На ее осторожный – в общем-то, смущенный – стук никто не ответил. По всем статьям надо было разворачиваться и уходить. Может, спит человек. Может, душ принимает. Может, у него уже есть кто. Она, закусив губу и даже притопнув ногой от негодования на собственное непонятное упрямство, постучала громче. Нет ответа. Она осторожно нажала ручку двери. Дверь открылась.
Когда человек у себя в номере и хоть спит, хоть принимает душ, хоть принимает… кого-то… невероятно, чтобы он не закрылся изнутри.
Наташка шагнула и остановилась на пороге. Сердце скакало в груди так размашисто и высоко, что будто по глазным яблокам лупило изнутри; и оттого темнело в глазах.
– Константин Михайлович? – осторожно позвала она.
Тишина.
Она, тая дыхание, на цыпочках прокралась в номер. И даже притворила за собой дверь. Воровка, как есть воровка. В номере все было аккуратно и безмятежно, ни беспорядка, ни поспешно брошенных неуместных вещей… нет, неправда. Посреди пустынного, как полярная льдина, письменного стола в царственном одиночестве возлежал лист бумаги с размашистой надписью: "Борису Ильичу Алдошину".
Наташка перевернула его, не колеблясь ни мгновения.
"Я обманул Вас. Просто я очень устал от нищеты. Все мои расчеты – блеф. И теперь мне совестно, страшно совестно. Я больше никогда никому из коллег не смогу смотреть в глаза. Простите. Журанков".
– Константин Михайлович!! – отчаянно крикнула Наташка, озираясь.
Тишина.
А из-под двери в ванную сочился свет. Дернув дверь на себя, Наташка не закричала лишь потому, что окаменела.
Погруженный в воду до самого подбородка, виновато втянув голову, из ванны на нее круглыми испуганными глазами смотрел Журанков. Это был взгляд ребенка, которого строгая мама поймала за игрой со спичками. Ну, ругай, ругай, раз уж застукала, я и сам знаю, что нельзя… Физик лежал голый и беспомощный: узкие плечи, поросшая редким волосом впалая грудь, худой, мохнатый понизу живот, панически сжавшийся членик и длинные мосластые ноги, которым, конечно, не хватило в ванной места, а потому колени, раскинутые в стороны, торчали высоко на воздух. Вода в ванной была розовой, и от погруженных в нее запястий Журанкова вальяжно, массивно отматывались, мало-помалу расходясь и бледнея, жирные красные ленты.

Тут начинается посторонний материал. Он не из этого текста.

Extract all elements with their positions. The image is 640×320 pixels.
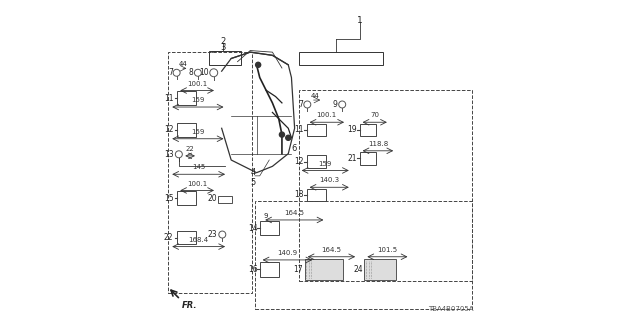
Bar: [307, 188, 326, 201]
Text: 12: 12: [164, 125, 173, 134]
Bar: [177, 123, 196, 137]
Bar: [177, 231, 196, 244]
Text: 3: 3: [221, 43, 226, 52]
Text: 159: 159: [191, 129, 205, 135]
Text: 159: 159: [191, 97, 205, 103]
Text: 164.5: 164.5: [284, 210, 304, 216]
Bar: [177, 92, 196, 105]
Text: 118.8: 118.8: [368, 141, 388, 147]
Circle shape: [280, 132, 284, 137]
Text: 11: 11: [164, 94, 173, 103]
Text: 8: 8: [188, 68, 193, 77]
Text: 7: 7: [168, 68, 173, 77]
Text: 100.1: 100.1: [187, 181, 207, 187]
Text: 1: 1: [356, 16, 362, 25]
Text: 145: 145: [192, 164, 205, 171]
Text: 24: 24: [353, 265, 363, 274]
Bar: [255, 201, 472, 309]
Text: 4: 4: [250, 168, 256, 177]
Bar: [260, 221, 279, 235]
Text: 140.9: 140.9: [277, 250, 298, 256]
Bar: [307, 155, 326, 168]
Text: 13: 13: [164, 150, 173, 159]
Text: 15: 15: [164, 194, 173, 203]
Circle shape: [255, 62, 260, 68]
Text: 20: 20: [207, 194, 217, 203]
Text: 9: 9: [263, 213, 268, 219]
Bar: [218, 196, 232, 203]
Bar: [177, 191, 196, 205]
Text: 6: 6: [291, 144, 297, 153]
Text: 140.3: 140.3: [319, 178, 339, 183]
Bar: [260, 262, 279, 276]
Bar: [168, 52, 252, 293]
Text: 70: 70: [370, 112, 380, 118]
Bar: [305, 259, 343, 280]
Circle shape: [285, 135, 291, 140]
Text: 22: 22: [164, 233, 173, 242]
Bar: [300, 52, 383, 65]
Text: 100.1: 100.1: [317, 112, 337, 118]
Text: 100.1: 100.1: [187, 81, 207, 87]
Text: 21: 21: [348, 154, 357, 163]
Text: 12: 12: [294, 157, 303, 166]
Text: 5: 5: [250, 178, 256, 187]
Bar: [360, 152, 376, 165]
Text: 159: 159: [319, 161, 332, 167]
Text: 2: 2: [221, 36, 226, 45]
Text: 164.5: 164.5: [321, 247, 341, 253]
Text: 14: 14: [248, 224, 258, 233]
Text: 11: 11: [294, 125, 303, 134]
Text: 23: 23: [207, 230, 217, 239]
Bar: [300, 90, 472, 281]
Text: 44: 44: [311, 93, 319, 99]
Text: 16: 16: [248, 265, 258, 274]
Text: 18: 18: [294, 190, 303, 199]
Text: 7: 7: [299, 100, 303, 109]
Text: 22: 22: [186, 146, 195, 152]
Text: 10: 10: [198, 68, 209, 77]
Bar: [364, 259, 396, 280]
Text: 17: 17: [294, 265, 303, 274]
Text: TBA4B0705A: TBA4B0705A: [428, 306, 474, 312]
Bar: [307, 124, 326, 136]
Text: 9: 9: [333, 100, 337, 109]
Text: 168.4: 168.4: [189, 237, 209, 243]
Text: 44: 44: [179, 61, 188, 67]
Text: 101.5: 101.5: [378, 247, 397, 253]
Text: FR.: FR.: [182, 300, 198, 309]
Bar: [209, 51, 241, 65]
Text: 19: 19: [348, 125, 357, 134]
Bar: [360, 124, 376, 136]
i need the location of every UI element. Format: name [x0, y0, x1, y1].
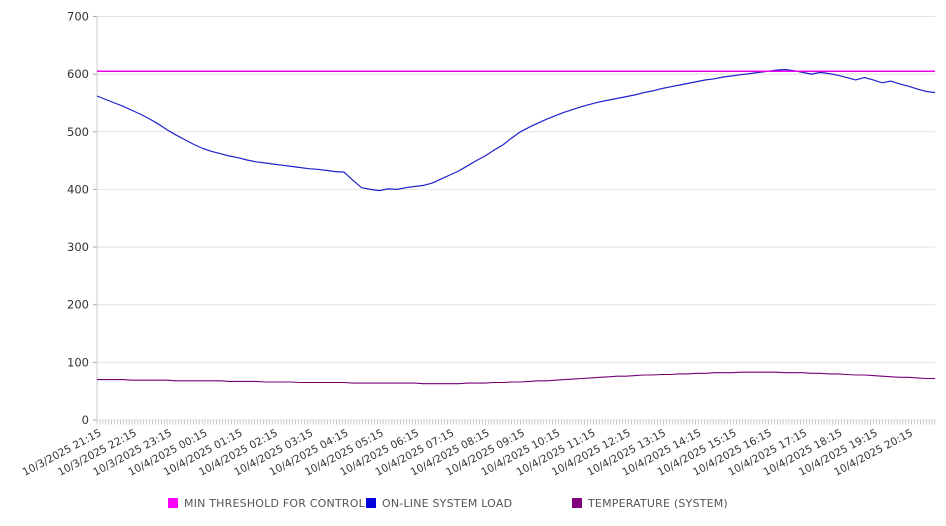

Наташка с трудом сглотнула.
Журанков безнадежно закрыл глаза.
У него опять не получилось. Он опять не смог того, что решил. Он так все складно сочинил, так досконально расчислил. Он написал прощальное письмо Алдошину, чтобы никто и помыслить не смог увязать его самоубийство с делами сына. Он решил не топиться – когда еще труп найдут, а надо, чтобы от Вовки отстали поскорей. Пока не началось необратимое. Он не запер дверь в номер, чтобы его обнаружили нынче же.
Он все продумал, как всегда, – так, что комар носу не подточит. И как всегда, нелепая случайность, предсказать которую было не в силах человеческих, поломала весь его филигранный расчет. Ну кому могло прийти в голову, что женщина, которая теперь снилась ему каждую ночь, окажется в его номере через пять минут после того, как он отбросит лезвие?
Безнадежно…
Как всегда.
Он не открыл глаз, даже почувствовав ее руки у себя на плечах, и даже не попытался ей как-то помочь, когда она, надрываясь и то и дело выплескивая на пол, на себя, на ювелирно элегантное свое платье плюхающие кровавые волны, молча принялась выволакивать его из воды.